Inside the Barbershop Sis got a hug from Dad and I got a handshake. He lifted us up in two of the chairs along the wall and went back to sit on the window seat to play his cribbage game. Two men were busy playing checkers. One man was in Dad's second barber chair leaned back resting. Another sat along the wall reading the newspaper. Dad's backroom had the two pool tables. From the doorway came noise of people talking and the click of pool balls. I liked watching people in the shop and smelling the scents of tonics and soaps.
Before I got tired of looking one of the men playing checkers said loudly, "It's time." He pulled his cap's earflaps down over his head and pushed his hands into his gloves as men came walking out of the backroom. Quickly, a line of men moved through the door toward the trench and looking out the window I saw men coming out all the buildings.

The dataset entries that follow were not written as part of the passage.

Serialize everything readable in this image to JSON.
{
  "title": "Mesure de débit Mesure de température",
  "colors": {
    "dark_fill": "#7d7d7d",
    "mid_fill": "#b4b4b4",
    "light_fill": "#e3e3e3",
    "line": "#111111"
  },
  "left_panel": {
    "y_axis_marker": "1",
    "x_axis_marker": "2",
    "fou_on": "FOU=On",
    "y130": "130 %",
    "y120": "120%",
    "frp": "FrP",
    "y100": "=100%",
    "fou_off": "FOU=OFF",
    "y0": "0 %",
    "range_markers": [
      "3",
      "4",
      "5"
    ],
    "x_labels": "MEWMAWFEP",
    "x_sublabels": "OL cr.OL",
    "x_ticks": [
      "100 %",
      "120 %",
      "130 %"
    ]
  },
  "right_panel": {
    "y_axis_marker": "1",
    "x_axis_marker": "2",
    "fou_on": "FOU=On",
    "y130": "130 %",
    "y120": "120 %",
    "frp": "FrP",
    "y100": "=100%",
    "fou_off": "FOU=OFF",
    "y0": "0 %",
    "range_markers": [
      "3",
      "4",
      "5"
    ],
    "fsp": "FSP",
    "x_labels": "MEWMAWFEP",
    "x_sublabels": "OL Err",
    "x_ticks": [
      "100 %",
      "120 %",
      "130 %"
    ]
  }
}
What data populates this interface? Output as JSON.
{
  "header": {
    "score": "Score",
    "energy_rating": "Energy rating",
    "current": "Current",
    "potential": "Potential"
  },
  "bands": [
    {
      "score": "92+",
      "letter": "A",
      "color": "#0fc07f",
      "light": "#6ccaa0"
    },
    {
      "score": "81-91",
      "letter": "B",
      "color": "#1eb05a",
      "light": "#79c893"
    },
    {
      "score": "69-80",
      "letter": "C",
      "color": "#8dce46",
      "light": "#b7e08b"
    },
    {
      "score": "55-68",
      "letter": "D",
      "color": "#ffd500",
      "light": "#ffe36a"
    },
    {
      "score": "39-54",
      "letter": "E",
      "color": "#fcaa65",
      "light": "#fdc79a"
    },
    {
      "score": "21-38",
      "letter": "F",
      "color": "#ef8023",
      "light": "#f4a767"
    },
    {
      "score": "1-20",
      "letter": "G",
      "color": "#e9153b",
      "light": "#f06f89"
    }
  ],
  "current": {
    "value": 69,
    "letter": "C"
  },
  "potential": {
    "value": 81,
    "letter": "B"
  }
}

A minute or two after they were gone one of us must have squirmed. Dad lifted us down from the chairs and opened the front door for us. As we walked back home holding a sucker stick and each other's hand, we stopped at the corner for a last look. We looked again at the chopping picks and scooping shovels slinging chunks of dirt up into the blowing snow.
Adscript: I learned that day that adults make judgments sometimes without all the information or all the correct information. That day I learned that all adult decisions are not correct. Also, I learned that people judge a child's age by that child's size which allows the smaller ones to often escape proper correction. However, I think then and now that being taller have let me do some things I would not have been able to do at such a young age, and the smaller ones might escape punishment but often ran into more handicaps by being held back.